Are you using a custom repository URL? The default should be to pick the release in Maven Central. I'm not sure that increasing the connect timeout would be helpful in general, but retries with exponential backoff may be.

wilkinsona commented 5 months ago

Thanks for taking a look, @melix. We're using the default repository.

melix commented 5 months ago

Right, it's quite curious, because in this case the repository should be resolved as a Maven artifact. I don't think we'd have the ability to retry in this case. Also it would be strange that this particular dependency fails but not the regular dependency resolution. Unless if you are using mirrors?

wilkinsona commented 5 months ago

No mirrors involved. The builds are running on GitHub Actions and use Maven Central for the vast majority of their dependencies, with a little bit of https://repo.spring.io mixed in when we're testing snapshots.

wilkinsona commented 5 months ago

Sorry, I may not have been entirely accurate in my earlier comment about the repository URL. Looking at the code in computeMetadataRepositoryUri, I think I've learned that a custom metadata version will result in a custom repository URL that points to github.com being used. We're setting the version to 0.3.7.

melix commented 5 months ago

Ah thanks, that makes more sense to me, then you're probably hitting rate limiting from GitHub APIs, we've seen this (in another context) for Micronaut builds too.

Something you might want to consider is actually to download the repository zip file and include it in your sources, then configure the extension to point to it. Not sure how much this is an option for you.

wilkinsona commented 5 months ago

AFAIK, GitHub doesn't rate-limit download links. When it does rate limit, from what I have seen it's done with a 403 response rather than by refusing a connection.

Experimenting with curl, https://github.com/oracle/graalvm-reachability-metadata/releases/download/0.3.7/graalvm-reachability-metadata-0.3.7.zip redirects to https://objects.githubusercontent.com which, judging by the query parameters such as ?X-Amz-Algorithm=AWS4-HMAC-SHA256, is an S3 bucket. I don't know for certain as it's not apparent from the failure, but this feels like a regular connection timeout when connecting to S3 for which retries (or a longer timeout) could help.

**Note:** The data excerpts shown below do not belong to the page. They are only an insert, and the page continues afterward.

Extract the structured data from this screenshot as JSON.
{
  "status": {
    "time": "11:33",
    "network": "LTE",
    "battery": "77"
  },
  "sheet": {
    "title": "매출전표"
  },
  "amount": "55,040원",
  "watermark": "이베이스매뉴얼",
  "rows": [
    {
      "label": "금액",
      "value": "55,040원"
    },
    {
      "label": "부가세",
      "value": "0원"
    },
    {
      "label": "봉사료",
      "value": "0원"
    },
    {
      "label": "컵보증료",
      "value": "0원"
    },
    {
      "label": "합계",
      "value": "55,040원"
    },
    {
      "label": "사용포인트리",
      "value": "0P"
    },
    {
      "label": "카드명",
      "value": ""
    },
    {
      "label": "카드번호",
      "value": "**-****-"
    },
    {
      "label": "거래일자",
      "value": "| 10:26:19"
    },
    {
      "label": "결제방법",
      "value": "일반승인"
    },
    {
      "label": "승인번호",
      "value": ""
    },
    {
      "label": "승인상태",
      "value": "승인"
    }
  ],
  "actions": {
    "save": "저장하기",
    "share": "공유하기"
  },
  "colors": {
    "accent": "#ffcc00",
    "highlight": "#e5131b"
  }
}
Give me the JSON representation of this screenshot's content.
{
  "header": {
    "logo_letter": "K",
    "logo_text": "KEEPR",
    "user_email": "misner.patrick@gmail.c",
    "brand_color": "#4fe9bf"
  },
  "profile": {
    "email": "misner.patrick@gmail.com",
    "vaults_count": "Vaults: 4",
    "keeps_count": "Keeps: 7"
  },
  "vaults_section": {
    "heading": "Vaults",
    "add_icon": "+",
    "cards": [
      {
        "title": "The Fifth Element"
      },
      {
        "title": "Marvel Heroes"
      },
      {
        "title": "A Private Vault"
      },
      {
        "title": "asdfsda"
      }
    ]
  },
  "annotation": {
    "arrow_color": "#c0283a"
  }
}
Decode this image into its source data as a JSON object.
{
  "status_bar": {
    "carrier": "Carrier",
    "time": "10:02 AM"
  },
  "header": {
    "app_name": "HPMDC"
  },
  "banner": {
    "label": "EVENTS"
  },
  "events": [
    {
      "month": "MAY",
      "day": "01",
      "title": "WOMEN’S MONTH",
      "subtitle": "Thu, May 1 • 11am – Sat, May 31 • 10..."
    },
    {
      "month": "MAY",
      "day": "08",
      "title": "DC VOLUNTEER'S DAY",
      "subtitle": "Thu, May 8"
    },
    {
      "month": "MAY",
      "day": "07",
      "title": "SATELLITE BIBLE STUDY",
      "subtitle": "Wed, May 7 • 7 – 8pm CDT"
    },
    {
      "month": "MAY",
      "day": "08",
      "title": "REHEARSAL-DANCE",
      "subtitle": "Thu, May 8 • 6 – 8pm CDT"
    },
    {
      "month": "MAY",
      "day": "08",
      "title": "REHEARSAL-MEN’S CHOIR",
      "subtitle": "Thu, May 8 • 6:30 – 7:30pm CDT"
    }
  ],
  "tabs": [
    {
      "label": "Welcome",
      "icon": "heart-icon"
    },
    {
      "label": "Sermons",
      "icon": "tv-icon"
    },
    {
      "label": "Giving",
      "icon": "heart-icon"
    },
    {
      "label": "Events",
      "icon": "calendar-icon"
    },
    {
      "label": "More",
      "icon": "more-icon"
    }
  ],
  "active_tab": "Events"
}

Not sure how much this is an option for you.

It's certainly an option. Thanks for the suggestion. That said, I think an improvement here would be better as it would have broader benefit. I am happy to contribute something if we can agree on the details (number of retries, back off approach, etc).

melix commented 5 months ago

Sure, we will implement retries in case we don't download from Central, my suggestion was a workaround in the meantime.